Quant à notre rapport, il fait exactement ce que je viens de vous dire de façon passionnée et simple : il dit qu’on doit couper le cordon avec la rente si on ne veut pas finir mal. Finir mal ça veut dire quoi ? Cela veut dire qu’on risque de se retrouver encore avec un ajustement de choc pour pouvoir continuer à subvenir à nos besoins. Cela ne vous rappelle rien ? Les années 1990 bien sûr. Ce n’est pas une fiction, c’est un scénario possible, probable, dans le statu quo actuel. On est alarmiste non pas au sujet de notre potentiel, il est là, tout le monde le voit sauf nos gouvernants. On est alarmiste sur le fait qu’il est urgent de faire le virage de diversification de notre économie, on a perdu beaucoup de temps, raté trop d’occasions déjà, c’est maintenant qu’il faut faire du pétrole le carburant de notre développement, avant que l’on se mette à chercher les dernière gouttes pour pouvoir les troquer contre de quoi manger.

En 2011 pour les 100 mesures pratiques proposées Nabni a beaucoup interagit avec les internautes. Cette fois le rapport de prospective a plus été une histoire d’experts semble t’il. Comment avez-vous travaillé, avec qui et qu’avez vous appris de plus de vos consultations ?

Les deux exercices sont différents, les 100 mesures se prêtaient bien mieux à une consultation citoyenne large. Le rapport Algérie 2020 est un travail de plus longue haleine, et il demandait un traitement de fond des sujets abordés. Mais on a quand même recueilli l’avis de nombreuses personnes, pas que des experts. On a organisé des tables rondes, on est allé voir des associations, on a discuté avec beaucoup de nos compatriotes pour mieux comprendre leurs attentes et les problèmes à résoudre. Ce qu’on a surtout appris c’est qu’on peut travailler ensemble, mettre de côté tout régionalisme, tout esprit clanique, toute opposition idéologique, pour seulement débattre d’idées, de façon objective, en se faisant confiance. C’est la première leçon du travail qu’on a mené. La seconde leçon c’est que ce ne sont pas les idées qui manquent, les solutions sont là, et c’est la société civile qui les présente.

Les chantiers de l’éducation, de la santé et du vivre ensemble suggèrent une description de la société algérienne dans une dizaine d’années. Est-ce que l’on peut en connaitre le portrait type et les attentes?

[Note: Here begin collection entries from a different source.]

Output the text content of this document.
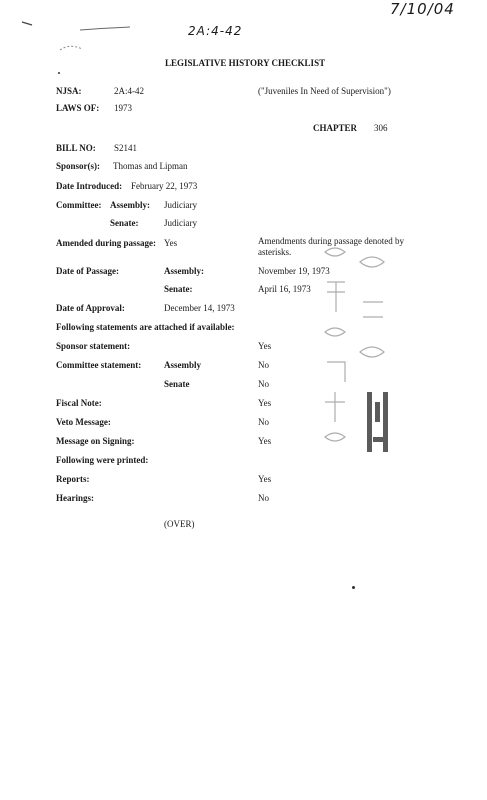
7/10/04
2A:4-42
LEGISLATIVE HISTORY CHECKLIST
NJSA:	2A:4-42	("Juveniles In Need of Supervision")
LAWS OF: 1973
CHAPTER 306
BILL NO: S2141
Sponsor(s): Thomas and Lipman
Date Introduced: February 22, 1973
Committee: Assembly: Judiciary
Senate:	Judiciary
Amended during passage: Yes	Amendments during passage denoted by asterisks.
Date of Passage:	Assembly:	November 19, 1973
Senate:	April 16, 1973
Date of Approval:	December 14, 1973
Following statements are attached if available:
Sponsor statement:	Yes
Committee statement:	Assembly	No
Senate	No
Fiscal Note:	Yes
Veto Message:	No
Message on Signing:	Yes
Following were printed:
Reports:	Yes
Hearings:	No
(OVER)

Un algérien ouvert sur le monde, bien formé, capable de s’insérer harmonieusement dans la société, de contribuer au développement de son pays, de se soigner, de voyager à l’étranger mais aussi en Algérie pour découvrir sa culture, son patrimoine, en toute sécurité, de fonder une famille, de se loger dans un cadre agréable qui respecte son environnement naturel et social, de vivre confortablement, d’accéder à des services publics de qualité, de ne pas être victime des institutions, de les voir lui rendre des comptes mêmes. Un algérien qui vit dans un Etat de droit, et pas de privilèges, un algérien qui devient maître de son environnement au lieu de le subir, qui devient acteur de sa vie, de l’avenir de son pays. Un algérien fier de sa culture, du savoir que son pays peut produire. C’est ça l’Algérie de demain, celle dont nous rêvons tous, même éveillés, et que nous voulons construire.

Lorsque Nabni est né, il y’ a presque deux ans, c’était dans la grande ferveur du printemps arabe. L’Algérie est, depuis,restée au bord du chemin de la réforme. De nombreuses personnes ressources ont soutenu pendant vos auditions que la gouvernance algérienne ne deviendra pas meilleure sans changement politique majeur. Comment fait Nabni pour contourner cette sorte d’évidence collective ?

Oui on est né suite au printemps arabe mais pas dans l’idée que la rue algérienne allait se soulever, on savait que ça n’arriverait pas, en tout cas pas à ce moment là. L’Algérie me fait penser à un prince transformé en grenouille par une méchante sorcière. Vous savez pourquoi ? Parce que si mettez une grenouille, que vous allumez un feu très doux et que vous la laissez comme cela, elle finira par mourir bouilli ! Pourquoi ? Parce que la grenouille est incapable de ressentir des variations de température très faible, elle ne sent pas la chaleur qui monte parce que la température varie faiblement de façon continue ! Les réserves de change actuelles, c’est l’illusion d’une eau à la bonne température.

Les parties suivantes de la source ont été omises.